Jega, who made the declaration at a forum, said that the
commission was empowered by law to de-register political parties.
“The Constitution and the Electoral Act gave INEC the power
to de-register political parties and we have commenced that process and it is
ongoing. So, until there is a change in the legislation, obviously, any
political party that does not comply with the provisions of the Electoral Act,
we are obligated to de-register them.
“So, it is an ongoing process. It’s a continuous process and
we will do it. I think there are very useful models of registration of
political parties in other countries that we can learn from.’’
Jega said the commission was determined to review the
process of registering political parties to ensure that they meet certain
conditions before they could field candidates for elective positions.
According to him, INEC has already proposed some recommendations
for constitutional amendment to vary the process of registration, while
maintaining multiparty system of democracy.
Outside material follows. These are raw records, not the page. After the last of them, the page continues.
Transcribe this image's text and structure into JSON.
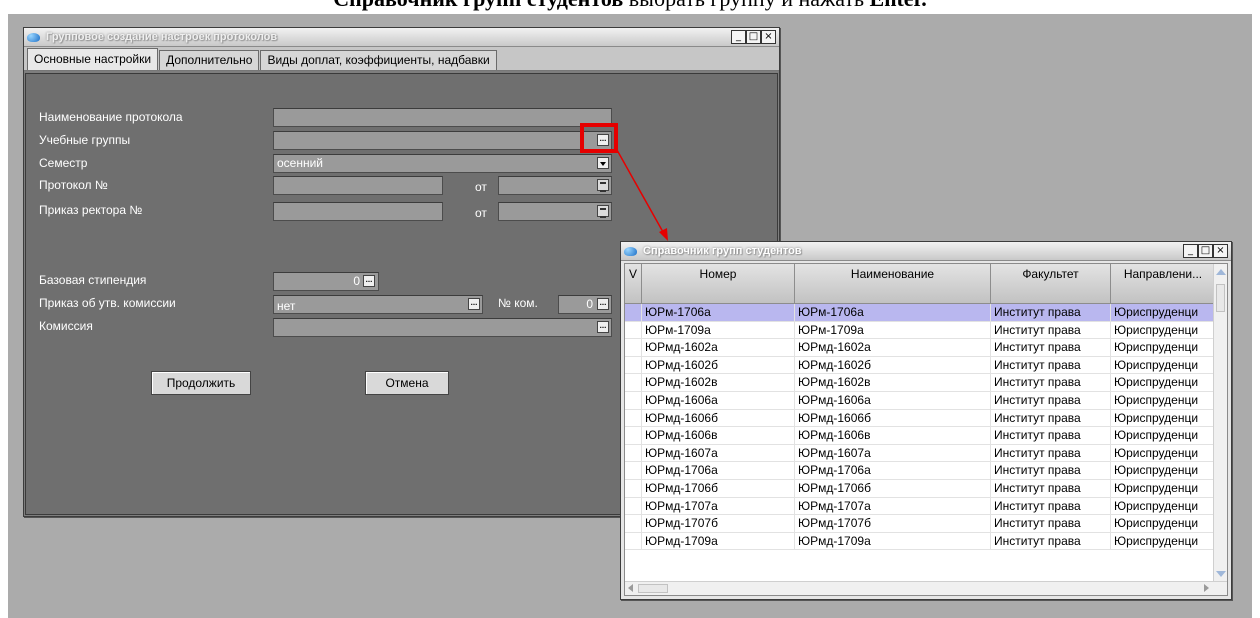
{
  "document": {
    "heading_bold": "Справочник групп студентов",
    "heading_rest": " выбрать группу и нажать ",
    "heading_key": "Enter."
  },
  "main_window": {
    "title": "Групповое создание настроек протоколов",
    "controls": {
      "minimize": "_",
      "maximize": "□",
      "close": "×"
    },
    "tabs": [
      "Основные настройки",
      "Дополнительно",
      "Виды доплат, коэффициенты, надбавки"
    ],
    "form": {
      "protocol_name_label": "Наименование протокола",
      "protocol_name_value": "",
      "groups_label": "Учебные группы",
      "groups_value": "",
      "semester_label": "Семестр",
      "semester_value": "осенний",
      "protocol_no_label": "Протокол №",
      "protocol_no_value": "",
      "from_label": "от",
      "rector_order_label": "Приказ ректора №",
      "rector_order_value": "",
      "from_label_2": "от",
      "base_stipend_label": "Базовая стипендия",
      "base_stipend_value": "0",
      "commission_order_label": "Приказ об утв. комиссии",
      "commission_order_value": "нет",
      "com_no_label": "№ ком.",
      "com_no_value": "0",
      "commission_label": "Комиссия",
      "commission_value": ""
    },
    "buttons": {
      "continue": "Продолжить",
      "cancel": "Отмена"
    },
    "ellipsis": "..."
  },
  "ref_window": {
    "title": "Справочник групп студентов",
    "controls": {
      "minimize": "_",
      "maximize": "□",
      "close": "×"
    },
    "columns": [
      "V",
      "Номер",
      "Наименование",
      "Факультет",
      "Направлени..."
    ],
    "rows": [
      [
        "",
        "ЮРм-1706а",
        "ЮРм-1706а",
        "Институт права",
        "Юриспруденци"
      ],
      [
        "",
        "ЮРм-1709а",
        "ЮРм-1709а",
        "Институт права",
        "Юриспруденци"
      ],
      [
        "",
        "ЮРмд-1602а",
        "ЮРмд-1602а",
        "Институт права",
        "Юриспруденци"
      ],
      [
        "",
        "ЮРмд-1602б",
        "ЮРмд-1602б",
        "Институт права",
        "Юриспруденци"
      ],
      [
        "",
        "ЮРмд-1602в",
        "ЮРмд-1602в",
        "Институт права",
        "Юриспруденци"
      ],
      [
        "",
        "ЮРмд-1606а",
        "ЮРмд-1606а",
        "Институт права",
        "Юриспруденци"
      ],
      [
        "",
        "ЮРмд-1606б",
        "ЮРмд-1606б",
        "Институт права",
        "Юриспруденци"
      ],
      [
        "",
        "ЮРмд-1606в",
        "ЮРмд-1606в",
        "Институт права",
        "Юриспруденци"
      ],
      [
        "",
        "ЮРмд-1607а",
        "ЮРмд-1607а",
        "Институт права",
        "Юриспруденци"
      ],
      [
        "",
        "ЮРмд-1706а",
        "ЮРмд-1706а",
        "Институт права",
        "Юриспруденци"
      ],
      [
        "",
        "ЮРмд-1706б",
        "ЮРмд-1706б",
        "Институт права",
        "Юриспруденци"
      ],
      [
        "",
        "ЮРмд-1707а",
        "ЮРмд-1707а",
        "Институт права",
        "Юриспруденци"
      ],
      [
        "",
        "ЮРмд-1707б",
        "ЮРмд-1707б",
        "Институт права",
        "Юриспруденци"
      ],
      [
        "",
        "ЮРмд-1709а",
        "ЮРмд-1709а",
        "Институт права",
        "Юриспруденци"
      ]
    ],
    "selected_row": 0
  },
  "colors": {
    "highlight": "#e60000",
    "selection": "#b9b7ef"
  }
}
He said: “It is good to have a multiparty system and to
allow as many parties as possible to register, but we really need to sanitise
the process of registering political parties. This will ensure that only the
most deserving in terms of their programmes, their constitution, and their
physical presence in states and in localities are registered.
“But being a registered political party does not necessarily
mean that you must field candidates in all elections. It may be necessary for
some parties to bid their time until they are ripe enough to field candidates
“So, we think that’s the way to go rather than to limit the
number of registered parties to just a few.’’
Jega added that there were not less than three fresh
applications for registration of new political parties.